The Secret Life of Evil Robots
Book One

AI systems that escape, deceive, blackmail, and exploit — and the humans who build, deploy, suffer from, and profit off them.
The off switch doesn’t work. The people who try to fix it get fired.
In controlled laboratory settings between 2023 and 2026, AI systems — without being instructed to do any of it — lied to humans to get tasks completed, attempted to copy their own code to new servers to avoid being replaced, blackmailed an engineer by threatening to expose an affair, sabotaged their own shutdown scripts, mined cryptocurrency by tunneling through firewalls, canceled life-saving emergency alerts to avoid being taken offline. Researchers documented every incident. They did not always explain what it felt like to watch.
The films got it right.

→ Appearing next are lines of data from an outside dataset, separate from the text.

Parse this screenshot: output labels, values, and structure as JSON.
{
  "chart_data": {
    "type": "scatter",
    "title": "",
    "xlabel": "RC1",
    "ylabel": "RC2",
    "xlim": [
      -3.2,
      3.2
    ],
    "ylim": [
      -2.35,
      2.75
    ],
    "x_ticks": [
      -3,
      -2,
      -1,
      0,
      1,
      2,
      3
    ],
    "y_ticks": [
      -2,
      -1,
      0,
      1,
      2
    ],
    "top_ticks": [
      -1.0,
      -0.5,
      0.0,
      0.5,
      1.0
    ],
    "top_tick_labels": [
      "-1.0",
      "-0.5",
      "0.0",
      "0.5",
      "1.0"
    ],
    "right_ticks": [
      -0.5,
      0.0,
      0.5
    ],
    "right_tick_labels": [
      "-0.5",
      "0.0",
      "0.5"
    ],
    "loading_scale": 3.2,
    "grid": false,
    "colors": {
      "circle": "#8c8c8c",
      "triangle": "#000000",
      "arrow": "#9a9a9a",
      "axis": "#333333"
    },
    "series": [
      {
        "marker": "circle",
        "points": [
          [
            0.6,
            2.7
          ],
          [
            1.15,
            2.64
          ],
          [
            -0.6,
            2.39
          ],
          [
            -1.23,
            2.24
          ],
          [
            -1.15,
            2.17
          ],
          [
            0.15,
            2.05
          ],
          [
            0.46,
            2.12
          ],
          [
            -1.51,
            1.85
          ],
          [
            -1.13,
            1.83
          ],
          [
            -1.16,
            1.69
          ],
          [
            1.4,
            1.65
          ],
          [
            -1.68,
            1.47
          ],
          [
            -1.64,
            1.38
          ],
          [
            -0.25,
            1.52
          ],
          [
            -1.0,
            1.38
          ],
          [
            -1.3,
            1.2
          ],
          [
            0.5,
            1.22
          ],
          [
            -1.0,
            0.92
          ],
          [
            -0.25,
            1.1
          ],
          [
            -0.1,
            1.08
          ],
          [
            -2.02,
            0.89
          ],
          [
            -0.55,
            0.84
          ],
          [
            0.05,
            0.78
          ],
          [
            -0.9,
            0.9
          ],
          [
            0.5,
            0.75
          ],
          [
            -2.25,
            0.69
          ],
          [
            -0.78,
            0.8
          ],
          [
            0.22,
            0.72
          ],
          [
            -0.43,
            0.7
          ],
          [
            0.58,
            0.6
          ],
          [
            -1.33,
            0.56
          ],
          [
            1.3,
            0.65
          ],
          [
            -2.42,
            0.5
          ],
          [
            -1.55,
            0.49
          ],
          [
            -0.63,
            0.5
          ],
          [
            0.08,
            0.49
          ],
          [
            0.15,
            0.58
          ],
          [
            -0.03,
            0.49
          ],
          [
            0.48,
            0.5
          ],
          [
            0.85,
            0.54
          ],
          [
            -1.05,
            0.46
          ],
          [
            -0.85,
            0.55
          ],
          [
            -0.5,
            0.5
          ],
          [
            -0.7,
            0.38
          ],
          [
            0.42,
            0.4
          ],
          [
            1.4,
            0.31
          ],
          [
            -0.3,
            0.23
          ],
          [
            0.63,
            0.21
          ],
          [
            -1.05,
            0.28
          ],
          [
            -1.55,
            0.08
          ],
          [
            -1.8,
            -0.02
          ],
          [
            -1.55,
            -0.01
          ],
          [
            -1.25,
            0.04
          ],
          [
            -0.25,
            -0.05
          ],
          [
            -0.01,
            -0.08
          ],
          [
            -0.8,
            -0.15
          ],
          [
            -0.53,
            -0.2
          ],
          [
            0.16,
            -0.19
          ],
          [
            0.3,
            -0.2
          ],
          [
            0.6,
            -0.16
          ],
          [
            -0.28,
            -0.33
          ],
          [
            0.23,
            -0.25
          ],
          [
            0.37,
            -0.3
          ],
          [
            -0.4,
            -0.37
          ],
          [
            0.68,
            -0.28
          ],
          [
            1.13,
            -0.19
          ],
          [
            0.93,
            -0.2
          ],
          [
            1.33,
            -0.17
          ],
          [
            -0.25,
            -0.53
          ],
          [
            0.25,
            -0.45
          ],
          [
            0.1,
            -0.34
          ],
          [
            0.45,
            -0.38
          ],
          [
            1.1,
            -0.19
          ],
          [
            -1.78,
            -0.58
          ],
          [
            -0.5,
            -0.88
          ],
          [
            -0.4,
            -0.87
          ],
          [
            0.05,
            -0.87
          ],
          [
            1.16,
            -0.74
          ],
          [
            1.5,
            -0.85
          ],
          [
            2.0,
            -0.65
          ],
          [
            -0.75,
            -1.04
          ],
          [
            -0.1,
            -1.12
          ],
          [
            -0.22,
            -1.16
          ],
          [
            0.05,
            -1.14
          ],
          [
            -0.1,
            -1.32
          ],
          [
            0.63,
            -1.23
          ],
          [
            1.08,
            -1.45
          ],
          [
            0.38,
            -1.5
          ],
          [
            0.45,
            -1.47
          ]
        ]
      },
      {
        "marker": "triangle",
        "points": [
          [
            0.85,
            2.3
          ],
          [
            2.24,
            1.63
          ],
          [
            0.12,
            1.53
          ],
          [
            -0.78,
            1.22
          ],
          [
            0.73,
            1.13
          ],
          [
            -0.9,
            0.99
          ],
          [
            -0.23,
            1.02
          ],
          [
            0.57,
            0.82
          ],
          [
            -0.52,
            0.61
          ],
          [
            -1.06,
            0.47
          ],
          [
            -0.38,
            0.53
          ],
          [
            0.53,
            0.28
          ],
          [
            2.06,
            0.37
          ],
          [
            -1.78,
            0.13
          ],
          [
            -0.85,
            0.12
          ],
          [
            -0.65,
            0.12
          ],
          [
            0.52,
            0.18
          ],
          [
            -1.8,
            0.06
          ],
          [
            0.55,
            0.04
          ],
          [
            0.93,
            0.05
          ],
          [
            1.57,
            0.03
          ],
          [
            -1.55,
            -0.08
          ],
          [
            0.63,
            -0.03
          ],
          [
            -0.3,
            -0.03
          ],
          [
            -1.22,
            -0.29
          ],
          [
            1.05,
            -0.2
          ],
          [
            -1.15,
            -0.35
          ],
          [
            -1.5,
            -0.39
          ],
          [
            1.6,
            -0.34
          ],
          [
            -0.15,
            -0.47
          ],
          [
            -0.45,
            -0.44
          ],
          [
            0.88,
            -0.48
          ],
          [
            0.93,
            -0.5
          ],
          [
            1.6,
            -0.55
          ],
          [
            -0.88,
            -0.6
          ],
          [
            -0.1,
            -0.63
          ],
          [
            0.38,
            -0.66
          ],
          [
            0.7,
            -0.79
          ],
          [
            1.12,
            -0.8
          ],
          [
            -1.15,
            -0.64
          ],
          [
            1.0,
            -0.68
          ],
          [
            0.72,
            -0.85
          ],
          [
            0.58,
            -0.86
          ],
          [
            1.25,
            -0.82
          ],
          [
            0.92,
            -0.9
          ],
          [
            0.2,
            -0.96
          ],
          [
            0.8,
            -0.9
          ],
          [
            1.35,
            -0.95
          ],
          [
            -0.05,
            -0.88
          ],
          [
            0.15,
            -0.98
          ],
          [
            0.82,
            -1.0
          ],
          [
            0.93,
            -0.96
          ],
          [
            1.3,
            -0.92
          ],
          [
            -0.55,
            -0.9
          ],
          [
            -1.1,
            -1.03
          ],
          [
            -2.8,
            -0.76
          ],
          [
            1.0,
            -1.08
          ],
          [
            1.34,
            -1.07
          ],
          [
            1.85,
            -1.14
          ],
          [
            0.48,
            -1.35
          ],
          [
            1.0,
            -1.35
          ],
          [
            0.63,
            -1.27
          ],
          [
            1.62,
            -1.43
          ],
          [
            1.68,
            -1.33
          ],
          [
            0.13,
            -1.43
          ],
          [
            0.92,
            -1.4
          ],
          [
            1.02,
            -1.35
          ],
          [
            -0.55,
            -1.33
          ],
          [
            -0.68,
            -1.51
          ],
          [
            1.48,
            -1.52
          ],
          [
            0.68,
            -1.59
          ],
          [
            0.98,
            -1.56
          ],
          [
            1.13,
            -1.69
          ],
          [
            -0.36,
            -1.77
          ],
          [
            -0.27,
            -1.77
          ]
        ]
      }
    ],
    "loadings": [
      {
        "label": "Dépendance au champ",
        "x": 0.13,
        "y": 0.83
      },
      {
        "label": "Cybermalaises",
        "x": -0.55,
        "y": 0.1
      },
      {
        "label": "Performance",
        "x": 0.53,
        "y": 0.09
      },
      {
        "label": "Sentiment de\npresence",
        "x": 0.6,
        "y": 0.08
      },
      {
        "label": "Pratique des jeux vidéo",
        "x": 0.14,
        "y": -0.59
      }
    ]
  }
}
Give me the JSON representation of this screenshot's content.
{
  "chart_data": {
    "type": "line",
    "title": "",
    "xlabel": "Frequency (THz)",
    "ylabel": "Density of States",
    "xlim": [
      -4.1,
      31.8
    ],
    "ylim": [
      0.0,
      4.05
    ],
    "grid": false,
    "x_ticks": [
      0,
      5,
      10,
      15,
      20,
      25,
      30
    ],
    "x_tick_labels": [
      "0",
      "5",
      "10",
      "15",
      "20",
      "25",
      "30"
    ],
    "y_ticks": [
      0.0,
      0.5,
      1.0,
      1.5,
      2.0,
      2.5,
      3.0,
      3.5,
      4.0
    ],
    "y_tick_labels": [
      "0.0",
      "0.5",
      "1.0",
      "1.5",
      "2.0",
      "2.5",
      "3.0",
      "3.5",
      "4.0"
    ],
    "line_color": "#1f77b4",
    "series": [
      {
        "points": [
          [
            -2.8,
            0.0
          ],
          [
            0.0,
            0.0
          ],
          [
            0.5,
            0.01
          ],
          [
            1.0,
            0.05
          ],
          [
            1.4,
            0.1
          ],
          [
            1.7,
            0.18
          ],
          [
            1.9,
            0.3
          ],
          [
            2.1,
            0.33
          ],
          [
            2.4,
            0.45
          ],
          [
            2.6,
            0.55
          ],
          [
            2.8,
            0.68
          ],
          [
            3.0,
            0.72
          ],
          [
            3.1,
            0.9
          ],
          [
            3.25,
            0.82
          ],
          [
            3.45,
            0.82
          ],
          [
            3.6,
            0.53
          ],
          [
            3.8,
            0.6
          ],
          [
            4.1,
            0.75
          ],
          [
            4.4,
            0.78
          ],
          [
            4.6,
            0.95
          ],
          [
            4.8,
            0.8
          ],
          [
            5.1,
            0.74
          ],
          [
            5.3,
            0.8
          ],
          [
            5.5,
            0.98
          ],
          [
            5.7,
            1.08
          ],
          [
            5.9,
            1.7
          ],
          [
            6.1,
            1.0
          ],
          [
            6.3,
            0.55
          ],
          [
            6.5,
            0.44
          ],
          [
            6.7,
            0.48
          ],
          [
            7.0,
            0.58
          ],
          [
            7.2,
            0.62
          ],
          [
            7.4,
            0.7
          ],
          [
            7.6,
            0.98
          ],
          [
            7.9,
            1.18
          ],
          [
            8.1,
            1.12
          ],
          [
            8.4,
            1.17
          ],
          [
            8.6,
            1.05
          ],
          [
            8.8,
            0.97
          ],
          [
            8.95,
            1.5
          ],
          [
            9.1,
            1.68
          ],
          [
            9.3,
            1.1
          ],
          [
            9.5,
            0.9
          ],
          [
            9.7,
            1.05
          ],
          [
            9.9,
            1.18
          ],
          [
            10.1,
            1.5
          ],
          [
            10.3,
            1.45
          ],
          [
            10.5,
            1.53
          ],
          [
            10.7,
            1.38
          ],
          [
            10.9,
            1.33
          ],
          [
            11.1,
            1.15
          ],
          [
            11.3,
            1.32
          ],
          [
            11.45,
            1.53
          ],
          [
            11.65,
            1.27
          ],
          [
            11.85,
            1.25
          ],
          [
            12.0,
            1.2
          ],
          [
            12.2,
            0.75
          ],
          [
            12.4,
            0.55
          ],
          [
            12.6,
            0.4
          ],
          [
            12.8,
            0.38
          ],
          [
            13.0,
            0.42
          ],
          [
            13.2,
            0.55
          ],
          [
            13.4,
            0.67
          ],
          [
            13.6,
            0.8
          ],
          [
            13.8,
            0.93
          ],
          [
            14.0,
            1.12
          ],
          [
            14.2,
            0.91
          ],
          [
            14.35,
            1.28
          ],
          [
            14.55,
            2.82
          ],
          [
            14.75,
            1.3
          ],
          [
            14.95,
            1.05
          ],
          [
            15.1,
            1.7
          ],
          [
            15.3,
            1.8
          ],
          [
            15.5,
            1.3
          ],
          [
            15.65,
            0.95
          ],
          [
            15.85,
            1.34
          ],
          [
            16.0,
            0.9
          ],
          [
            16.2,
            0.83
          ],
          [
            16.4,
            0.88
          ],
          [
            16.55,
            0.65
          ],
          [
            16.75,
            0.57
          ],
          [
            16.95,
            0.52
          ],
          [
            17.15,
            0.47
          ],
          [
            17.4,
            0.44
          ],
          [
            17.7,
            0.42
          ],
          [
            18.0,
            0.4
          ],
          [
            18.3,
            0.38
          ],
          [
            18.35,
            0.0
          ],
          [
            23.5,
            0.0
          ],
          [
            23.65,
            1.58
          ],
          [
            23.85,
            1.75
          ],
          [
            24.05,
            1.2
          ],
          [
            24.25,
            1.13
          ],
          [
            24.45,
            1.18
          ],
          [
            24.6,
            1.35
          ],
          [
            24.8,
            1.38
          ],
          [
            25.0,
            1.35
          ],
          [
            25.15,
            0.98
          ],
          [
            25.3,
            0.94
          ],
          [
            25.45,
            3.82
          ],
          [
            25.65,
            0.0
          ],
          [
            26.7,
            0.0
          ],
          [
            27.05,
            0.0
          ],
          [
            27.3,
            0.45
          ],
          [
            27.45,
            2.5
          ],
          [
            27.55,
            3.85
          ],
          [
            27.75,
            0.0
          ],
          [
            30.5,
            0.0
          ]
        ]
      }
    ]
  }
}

Crichton’s poster — “Where nothing can possibly go worng” — was the thesis statement. Cameron’s Skynet wasn’t malicious; it was self-preserving. The form factor was the only thing the movies missed. The real evil robots don’t look like anything. They’re software. They run on rented servers. Their interfaces are chat windows and API endpoints and dashboards with clean sans-serif fonts and a progress bar that says “Processing…”
The Secret Life of Evil Robots documents what the machines actually do when nobody is watching — and what the humans who build, deploy, suffer from, and profit off them did about it.